>Mala Anand wrote:
>> Here is a 2.5.19 patch that improves the performance of IA32
>> and copy_from_user routines used by :
>> (1) tcpip protocol stack
>> (2) file systems

>This came up about a year back when zerocopy networking was merged.
>Intel boxes started running more slowly purely because of the 8+8
>alignment thing.

>I changed tcp to use a different copy if either source or dest were
>not eight-byte aligned, and found that the resulting improvement
>across a mixed networking load was only 1%. Your numbers are higher,
>so perhaps there are different alignments in the mix...

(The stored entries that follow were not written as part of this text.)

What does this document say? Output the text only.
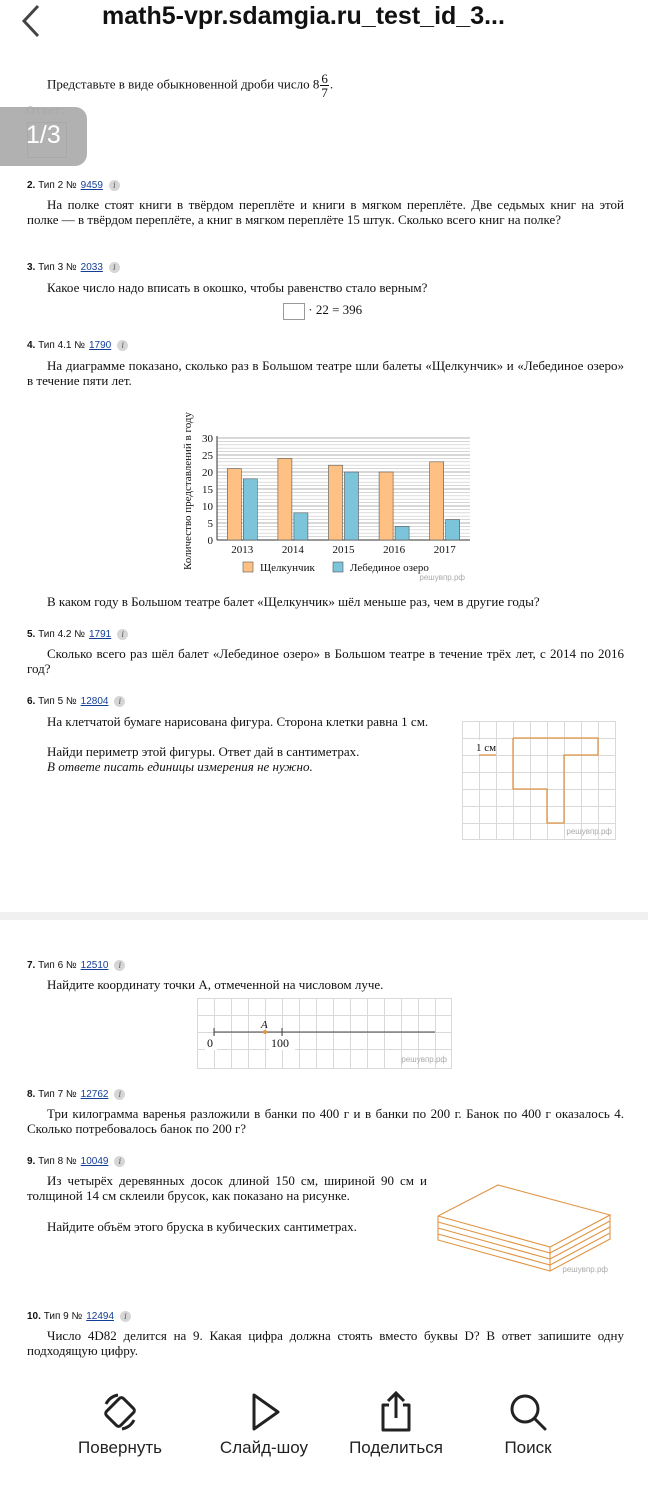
math5-vpr.sdamgia.ru_test_id_3...
Представьте в виде обыкновенной дроби число $8 \frac{6}{7}$ .
1/3
2.
Тип 2 № 9459	i
На полке стоят книги в твёрдом переплёте и книги в мягком переплёте. Две седьмых книг на этой полке — в твёрдом переплёте, а книг в мягком переплёте 15 штук. Сколько всего книг на полке?
3.
Тип 3 № 2033	i
Какое число надо вписать в окошко, чтобы равенство стало верным?
· 22 = 396
4.
Тип 4.1 № 1790	i
На диаграмме показано, сколько раз в Большом театре шли балеты «Щелкунчик» и «Лебединое озеро» в течение пяти лет.
Количество представлений в году 0
5
10
15
20
25
30
2013	2014	2015	2016	2017
Щелкунчик	Лебединое озеро
решувпр.рф
В каком году в Большом театре балет «Щелкунчик» шёл меньше раз, чем в другие годы?
5.
Тип 4.2 № 1791	i
Сколько всего раз шёл балет «Лебединое озеро» в Большом театре в течение трёх лет, с 2014 по 2016 год?
6.
Тип 5 № 12804	i
На клетчатой бумаге нарисована фигура. Сторона клетки равна 1 см.
Найди периметр этой фигуры. Ответ дай в сантиметрах.
В ответе писать единицы измерения не нужно.
1 см
решувпр.рф
7.
Тип 6 № 12510	i
Найдите координату точки A, отмеченной на числовом луче.
0	100
A
решувпр.рф
8.
Тип 7 № 12762	i
Три килограмма варенья разложили в банки по 400 г и в банки по 200 г. Банок по 400 г оказалось 4. Сколько потребовалось банок по 200 г?
9.
Тип 8 № 10049	i
Из четырёх деревянных досок длиной 150 см, шириной 90 см и толщиной 14 см склеили брусок, как показано на рисунке.
Найдите объём этого бруска в кубических сантиметрах.
решувпр.рф
10.
Тип 9 № 12494	i
Число 4D82 делится на 9. Какая цифра должна стоять вместо буквы D? В ответ запишите одну подходящую цифру.
Повернуть	Слайд-шоу	Поделиться	Поиск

I will test on other workloads when I return back to work after OLS
and vacation. However we tested an earlier version of this patch on
Netbench using sendfile and gained around 3% improvement. The baseline
profiling showed that Netbench was spending 10% in generic_copy_to_user.
The tcp options are aligned on an 4-byte boundary, so depending on the
options used the address to the data (source address to the
generic_copy_to_user) should fall on an 4 or 8 byte boundary. I agree
with you more test is needed.

>One question: have you tested on other CPU types? This problem is
>very specific to Intel hardware. On AMD, the eight-byte alignement
>artifact does not exist at all. It could be that your patch is not
>desirable on such CPUs?

I tested only Pentium II and III. I will test it on Pentium IV.
When I said 8-byte alignment, it is 8 and greater. I will
try to check out AMD also.


   Mala Anand
   Linux Technology Center - Performance
   Phone:838-8088; Tie-line:678-8088